Os pesquisadores iniciaram o estudo passando por cima do papel membranas estéreis, compostas de nitrato de celulose, e depois utilizando tubos de sucção suave para coletar microrganismos sem de fato tocar os desenhos, evitando assim o risco de contágio — evidentemente, retirar qualquer pedaço como amostra, por menor que seja, está fora de cogitação. A técnica inovadora foi desenvolvida pela Oxford Nanopore Technologies, empresa britânica que também fabrica o aparelho capaz de sequenciar o material genético de bactérias e fungos, mesmo com uma pequena quantidade de amostras. Todo o equipamento ainda cabe no bolso, facilitando sua utilização profissional.
A variedade encontrada nos desenhos de Da Vinci é impressionante. São bactérias provenientes da pele humana, deixadas nos desenhos após o toque de centenas de mãos em mais de meio milênio. As amostras revelaram a presença da Moraxella osloensis, cuja ação exala o mau cheiro da roupa suja, e de velhas conhecidas do dia a dia, Salmonella e E. coli, responsáveis por infecções intestinais, muitas vezes graves — aparentemente, apreciadores de arte do passado, pelo menos alguns deles, não tinham a higiene impecável que se esperaria deles.
Além disso, foram encontradas bactérias vindas das entranhas de moscas, indicando que os esboços ficaram vulneráveis a insetos em algum momento de sua existência.
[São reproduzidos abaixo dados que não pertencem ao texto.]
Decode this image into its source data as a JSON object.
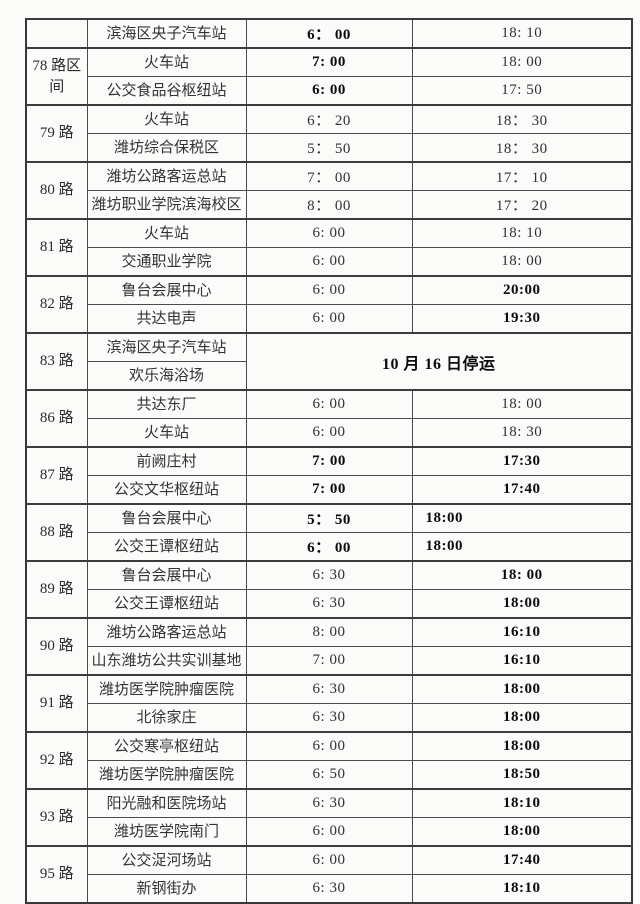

Não há dúvida, porém, de que a contaminação seja anterior às modernas técnicas de acondicionamento implementadas por bibliotecas e museus a partir da segunda metade do século XX. Embora em menor escala, também estavam na coleta fungos como Aspergillus, cujo mofo pode até mesmo matar se inalado, e Penicillium, de onde deriva a penicilina, primeiro antibiótico produzido em massa.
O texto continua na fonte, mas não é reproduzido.